A couple of years ago I ended up doing a crafting challenge, my Year in Craft 2022. tl;dr, I tried to spend at least one minute every day doing some crafts, tracked it in my bullet journal, and created an unconventional data visualisation from the results.

A completed cross stitch on a hoop. On it is stitched a calendar with coloured blocks for each day, noting the type of craft I did that day.

Blood, sweat, and tears all visible in this photo 🙃

For the last two years, I’ve kept to the same principles, trying to do at least some crafting every day, but didn’t worry too much about the tracking because… well, been there done that. But now January has rolled around again, I’m feeling a little more enthused, and I think I’m going to do something slightly different this year. I’ll explain where my head’s at in a bit, but here’s the backstory.

A while back I randomly read a book about fashion psychology. It introduced me to a really great approach to buying and wearing clothes, which I’ve kept thinking about since. Dress for the day you want to have; buy for the way you want to feel when you open your wardrobe; communicate your personality with colours and styles. And so on. Since then I’ve been using a wardrobe manager app called StyleBook to try to do this, and make the most of my regular wardrobe. You take pictures of all of your clothes, enter them in this app, and then you can put together outfits, log them on a calendar, and - most exciting for me - see stats. What you’ve worn most, what brands you own most of, how much an item has cost per wear, and how much a full outfit costs.

This has been really helpful for me to take a hard look at what I have. It (and a long-distance move) helped me let go of some tattered old crap that I really should have retired years before, and update them with pieces I’ll actually wear and have utility across more outfits. And something that has brought me no small amount of joy is adding the brand ‘hand-made’ into the database. Adding an entry in StyleBook makes that item feel like it’s really done, and it makes slice of the pie chart grow, along with my levels of self-satisfaction/smugness.

a purpley-grey pie chart showing the proportions of different brands in my wardrobe. the largest slice is hand-made, making up 30.9% of all my clothes.

This makes me feel pretty good. FYI other wardrobe apps exist, but I like this one.

What this revealed with my hand-made items is that… I just don’t wear some of them. I spend hours and hours, over spans of weeks or months, only to stick the items in the drawer and never wear them because they just don’t match my style. Case in point: my Volt Sweater. I spent months knitting that (and, um, not making it while it sat in the corner waiting for me to block and seam it, but let’s not dwell on that). It went with me from Brighton to London to Cardiff and back multiple times.

I have worn it once.

It’s not that it’s poorly made, or that it doesn’t fit, or that I don’t like the pattern. I love the pattern, it sparks ✨joy✨ just to look at. Just… not to wear. Something about it just doesn’t work for me. It doesn’t feel like me when I put it on. So, it languishes in a drawer, from which it glares balefully at me whenever I open it. And it’s not the only thing - a similar fate has befallen Murderpigs and Pluie (though they’re not helped by being horribly itchy).

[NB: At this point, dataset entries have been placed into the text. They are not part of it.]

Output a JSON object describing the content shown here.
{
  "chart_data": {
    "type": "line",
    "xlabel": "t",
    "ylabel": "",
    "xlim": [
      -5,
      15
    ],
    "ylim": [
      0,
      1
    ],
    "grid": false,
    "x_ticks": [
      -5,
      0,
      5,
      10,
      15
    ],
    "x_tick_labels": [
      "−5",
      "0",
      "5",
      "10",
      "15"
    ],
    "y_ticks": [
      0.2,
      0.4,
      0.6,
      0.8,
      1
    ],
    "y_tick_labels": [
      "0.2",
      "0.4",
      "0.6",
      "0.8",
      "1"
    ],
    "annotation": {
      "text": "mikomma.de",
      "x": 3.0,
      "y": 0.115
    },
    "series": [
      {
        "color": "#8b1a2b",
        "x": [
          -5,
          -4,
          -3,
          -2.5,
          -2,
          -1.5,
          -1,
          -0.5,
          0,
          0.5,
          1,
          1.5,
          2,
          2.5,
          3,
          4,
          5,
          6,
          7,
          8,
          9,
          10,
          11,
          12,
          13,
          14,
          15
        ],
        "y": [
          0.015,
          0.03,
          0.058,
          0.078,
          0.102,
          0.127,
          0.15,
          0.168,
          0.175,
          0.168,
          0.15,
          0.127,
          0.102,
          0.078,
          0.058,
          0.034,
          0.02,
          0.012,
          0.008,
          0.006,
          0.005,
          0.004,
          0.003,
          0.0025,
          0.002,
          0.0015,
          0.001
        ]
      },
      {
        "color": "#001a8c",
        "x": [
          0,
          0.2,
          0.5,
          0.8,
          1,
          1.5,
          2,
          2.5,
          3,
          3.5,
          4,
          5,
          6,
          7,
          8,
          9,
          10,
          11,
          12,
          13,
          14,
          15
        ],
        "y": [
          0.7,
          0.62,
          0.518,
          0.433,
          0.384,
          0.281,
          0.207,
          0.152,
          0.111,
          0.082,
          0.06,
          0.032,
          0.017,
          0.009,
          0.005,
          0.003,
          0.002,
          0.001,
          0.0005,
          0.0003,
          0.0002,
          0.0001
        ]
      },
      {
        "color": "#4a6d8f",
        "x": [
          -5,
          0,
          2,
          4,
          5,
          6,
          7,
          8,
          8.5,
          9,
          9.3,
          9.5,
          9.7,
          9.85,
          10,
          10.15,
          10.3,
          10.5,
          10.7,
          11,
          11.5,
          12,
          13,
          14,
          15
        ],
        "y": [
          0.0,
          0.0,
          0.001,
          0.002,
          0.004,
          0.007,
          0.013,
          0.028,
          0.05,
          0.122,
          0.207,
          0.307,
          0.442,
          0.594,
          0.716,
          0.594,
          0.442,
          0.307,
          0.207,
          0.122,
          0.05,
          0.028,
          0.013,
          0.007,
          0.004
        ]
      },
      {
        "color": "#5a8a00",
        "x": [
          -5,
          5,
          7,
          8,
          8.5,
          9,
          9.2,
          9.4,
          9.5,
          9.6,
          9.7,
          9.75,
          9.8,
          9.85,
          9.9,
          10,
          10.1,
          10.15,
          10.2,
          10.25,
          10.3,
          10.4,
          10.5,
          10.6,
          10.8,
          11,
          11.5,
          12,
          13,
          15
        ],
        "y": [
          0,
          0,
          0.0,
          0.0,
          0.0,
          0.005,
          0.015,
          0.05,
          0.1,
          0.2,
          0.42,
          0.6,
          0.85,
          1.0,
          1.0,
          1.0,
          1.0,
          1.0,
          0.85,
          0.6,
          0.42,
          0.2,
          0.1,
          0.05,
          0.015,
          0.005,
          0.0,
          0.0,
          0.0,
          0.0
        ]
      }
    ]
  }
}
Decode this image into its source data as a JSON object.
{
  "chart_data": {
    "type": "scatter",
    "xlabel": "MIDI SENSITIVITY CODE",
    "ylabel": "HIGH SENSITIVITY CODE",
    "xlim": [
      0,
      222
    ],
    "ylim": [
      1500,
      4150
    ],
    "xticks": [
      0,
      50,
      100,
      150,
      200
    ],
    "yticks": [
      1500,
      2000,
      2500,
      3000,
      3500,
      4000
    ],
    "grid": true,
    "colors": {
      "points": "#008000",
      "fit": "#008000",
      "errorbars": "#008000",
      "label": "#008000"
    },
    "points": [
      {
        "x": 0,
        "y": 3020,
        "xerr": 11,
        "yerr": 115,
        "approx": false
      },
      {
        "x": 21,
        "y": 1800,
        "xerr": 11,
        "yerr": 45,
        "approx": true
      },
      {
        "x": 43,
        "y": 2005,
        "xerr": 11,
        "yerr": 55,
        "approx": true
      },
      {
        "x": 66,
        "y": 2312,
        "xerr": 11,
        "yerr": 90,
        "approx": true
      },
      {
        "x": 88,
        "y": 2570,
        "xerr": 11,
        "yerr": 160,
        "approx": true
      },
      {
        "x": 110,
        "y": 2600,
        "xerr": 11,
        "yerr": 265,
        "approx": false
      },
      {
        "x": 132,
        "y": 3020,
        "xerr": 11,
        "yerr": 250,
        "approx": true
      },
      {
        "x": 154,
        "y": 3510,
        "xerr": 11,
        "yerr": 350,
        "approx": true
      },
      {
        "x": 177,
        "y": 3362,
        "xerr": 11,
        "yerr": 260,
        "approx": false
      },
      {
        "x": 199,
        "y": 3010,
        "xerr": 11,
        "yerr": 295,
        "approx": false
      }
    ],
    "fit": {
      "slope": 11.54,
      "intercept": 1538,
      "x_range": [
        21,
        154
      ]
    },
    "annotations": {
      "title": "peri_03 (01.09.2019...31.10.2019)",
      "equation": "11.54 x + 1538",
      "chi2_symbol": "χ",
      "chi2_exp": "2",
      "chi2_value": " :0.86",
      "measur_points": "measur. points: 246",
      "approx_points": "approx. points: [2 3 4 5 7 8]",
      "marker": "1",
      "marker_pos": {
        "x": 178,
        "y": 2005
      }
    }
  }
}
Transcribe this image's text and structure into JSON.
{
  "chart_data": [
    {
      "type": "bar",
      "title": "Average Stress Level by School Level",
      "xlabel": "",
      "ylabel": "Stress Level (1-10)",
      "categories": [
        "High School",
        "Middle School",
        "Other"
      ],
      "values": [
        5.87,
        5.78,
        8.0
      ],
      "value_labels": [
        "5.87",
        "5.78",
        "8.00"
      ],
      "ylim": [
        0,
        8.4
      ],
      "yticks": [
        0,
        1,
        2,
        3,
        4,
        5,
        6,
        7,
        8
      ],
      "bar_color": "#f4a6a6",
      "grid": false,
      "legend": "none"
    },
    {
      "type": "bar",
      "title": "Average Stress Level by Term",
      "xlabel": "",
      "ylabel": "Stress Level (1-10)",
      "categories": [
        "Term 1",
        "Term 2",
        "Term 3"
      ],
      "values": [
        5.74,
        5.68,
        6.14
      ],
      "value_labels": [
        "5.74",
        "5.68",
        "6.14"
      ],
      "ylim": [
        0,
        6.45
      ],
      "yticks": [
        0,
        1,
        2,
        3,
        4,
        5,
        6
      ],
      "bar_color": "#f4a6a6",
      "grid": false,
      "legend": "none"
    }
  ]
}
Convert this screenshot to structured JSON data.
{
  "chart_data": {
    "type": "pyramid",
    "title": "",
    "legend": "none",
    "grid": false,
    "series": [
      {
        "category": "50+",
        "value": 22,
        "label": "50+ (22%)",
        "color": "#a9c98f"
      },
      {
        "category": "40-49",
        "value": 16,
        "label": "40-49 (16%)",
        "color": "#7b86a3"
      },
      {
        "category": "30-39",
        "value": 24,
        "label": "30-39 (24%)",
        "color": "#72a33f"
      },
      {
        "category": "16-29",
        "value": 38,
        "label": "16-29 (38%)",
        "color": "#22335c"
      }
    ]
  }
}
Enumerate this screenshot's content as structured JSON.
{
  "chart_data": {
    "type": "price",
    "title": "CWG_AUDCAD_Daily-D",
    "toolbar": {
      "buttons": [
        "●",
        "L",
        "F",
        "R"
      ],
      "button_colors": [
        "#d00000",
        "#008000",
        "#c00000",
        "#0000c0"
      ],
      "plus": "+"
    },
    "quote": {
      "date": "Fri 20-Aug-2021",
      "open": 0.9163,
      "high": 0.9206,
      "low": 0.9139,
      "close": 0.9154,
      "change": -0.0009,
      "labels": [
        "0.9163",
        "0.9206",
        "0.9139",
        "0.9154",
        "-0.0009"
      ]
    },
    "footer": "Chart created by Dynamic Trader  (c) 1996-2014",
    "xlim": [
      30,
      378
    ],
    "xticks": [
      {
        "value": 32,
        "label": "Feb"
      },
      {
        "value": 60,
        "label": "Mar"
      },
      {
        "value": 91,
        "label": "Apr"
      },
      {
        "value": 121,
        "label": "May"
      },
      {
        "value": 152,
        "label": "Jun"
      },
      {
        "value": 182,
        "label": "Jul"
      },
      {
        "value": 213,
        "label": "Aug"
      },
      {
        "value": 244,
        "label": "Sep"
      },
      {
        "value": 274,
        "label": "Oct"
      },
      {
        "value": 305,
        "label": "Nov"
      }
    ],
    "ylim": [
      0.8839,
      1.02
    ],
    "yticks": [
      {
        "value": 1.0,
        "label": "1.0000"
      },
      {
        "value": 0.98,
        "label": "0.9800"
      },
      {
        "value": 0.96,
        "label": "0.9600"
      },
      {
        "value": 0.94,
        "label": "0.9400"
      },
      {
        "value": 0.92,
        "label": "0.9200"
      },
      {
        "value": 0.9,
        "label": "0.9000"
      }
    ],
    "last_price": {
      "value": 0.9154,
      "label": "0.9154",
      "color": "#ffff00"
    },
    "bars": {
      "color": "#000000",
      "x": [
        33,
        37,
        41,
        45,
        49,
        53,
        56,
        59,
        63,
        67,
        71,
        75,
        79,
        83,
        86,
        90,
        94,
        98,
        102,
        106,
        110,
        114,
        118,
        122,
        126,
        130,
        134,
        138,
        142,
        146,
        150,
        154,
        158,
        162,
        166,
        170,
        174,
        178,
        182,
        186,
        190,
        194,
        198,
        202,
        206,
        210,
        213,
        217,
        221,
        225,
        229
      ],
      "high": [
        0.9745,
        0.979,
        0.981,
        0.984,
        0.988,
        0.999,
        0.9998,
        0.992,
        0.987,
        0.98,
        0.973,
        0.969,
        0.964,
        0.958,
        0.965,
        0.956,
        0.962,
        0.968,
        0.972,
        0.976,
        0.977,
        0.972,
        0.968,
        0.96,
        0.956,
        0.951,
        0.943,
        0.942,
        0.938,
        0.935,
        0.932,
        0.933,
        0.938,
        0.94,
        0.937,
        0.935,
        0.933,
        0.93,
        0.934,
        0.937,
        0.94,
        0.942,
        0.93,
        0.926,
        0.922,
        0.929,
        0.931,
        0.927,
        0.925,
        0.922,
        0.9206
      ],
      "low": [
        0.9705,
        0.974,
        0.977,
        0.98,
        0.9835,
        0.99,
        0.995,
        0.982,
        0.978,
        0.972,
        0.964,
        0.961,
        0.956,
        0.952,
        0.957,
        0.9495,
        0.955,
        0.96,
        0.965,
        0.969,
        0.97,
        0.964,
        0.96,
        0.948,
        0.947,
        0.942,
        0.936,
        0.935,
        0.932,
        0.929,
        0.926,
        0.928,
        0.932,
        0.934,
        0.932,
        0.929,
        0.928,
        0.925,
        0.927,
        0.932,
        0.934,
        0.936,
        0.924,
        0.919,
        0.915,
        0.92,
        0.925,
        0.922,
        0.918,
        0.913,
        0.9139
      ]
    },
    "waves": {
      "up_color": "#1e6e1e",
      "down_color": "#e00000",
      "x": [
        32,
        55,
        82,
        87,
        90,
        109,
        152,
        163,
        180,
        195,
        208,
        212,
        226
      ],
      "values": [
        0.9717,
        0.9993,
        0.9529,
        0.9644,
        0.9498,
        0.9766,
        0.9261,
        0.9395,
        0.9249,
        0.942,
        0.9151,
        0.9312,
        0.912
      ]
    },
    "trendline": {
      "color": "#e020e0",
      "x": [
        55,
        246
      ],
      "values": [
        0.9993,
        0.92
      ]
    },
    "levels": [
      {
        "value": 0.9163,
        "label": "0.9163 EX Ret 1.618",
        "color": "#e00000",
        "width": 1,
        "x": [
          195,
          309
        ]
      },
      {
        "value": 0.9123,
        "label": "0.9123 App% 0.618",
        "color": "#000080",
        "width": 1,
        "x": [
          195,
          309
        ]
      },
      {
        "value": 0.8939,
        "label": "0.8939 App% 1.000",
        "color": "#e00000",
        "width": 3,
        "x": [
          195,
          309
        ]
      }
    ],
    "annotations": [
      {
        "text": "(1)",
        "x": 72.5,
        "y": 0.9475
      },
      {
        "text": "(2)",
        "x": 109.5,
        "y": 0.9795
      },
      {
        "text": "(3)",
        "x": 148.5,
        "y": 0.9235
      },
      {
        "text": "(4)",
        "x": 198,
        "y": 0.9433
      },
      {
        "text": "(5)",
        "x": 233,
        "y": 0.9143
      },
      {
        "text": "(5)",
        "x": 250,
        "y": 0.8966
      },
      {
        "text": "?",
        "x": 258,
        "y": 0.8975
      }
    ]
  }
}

This is obviously a shameful waste of time and money, and I would probably have realised that if I’d looked at the items that I have worn to death. Leek cardigan. Oxide cardigan. Flora cardigan. Clean, simple lines that can be thrown on over basically any other outfit, that matchies or contrasts with the patterned fabrics I love rather than competing with them for attention. That’s pretty obvious but, I wondered, what other patterns are there in my successful makes? What even counts as a successful make? I plan to find out.

This year, instead of just crafting every day, I’m challenging myself to wear at least one of my hand-made items every single day.

To that end, I’ve set myself up a spreadsheet. In it, I have a list of all my handmade clothes, with some details like the colour, the type (cardigan, socks, etc), how I made it (sewing, knitting, etc). Then I also have a ‘wear log’, where I can say for each day which items I’ve worn. As the year goes on, I’ll be able to generate aggregate stats for each item, understanding which of them I wear the most, but also see patterns in garment types. And charts. So many potential charts and visualisations. I’m excited.

a screenshot of a few spreadsheet tables, showing handmade items I've worn this year, some details about them, and some simple aggregated stats

very uninspiring on the aesthetic front, but the potential is there.

I can predict right now that cardigans and socks will probably be on top at the end of the year, but I’ll be interested to see what the colour spread looks like. I want to introduce more colours into my wardrobe, particularly mid-range colours (as opposed to pastels) and warm tones, and hopefully this will let me see and plan future items to fit into the mix.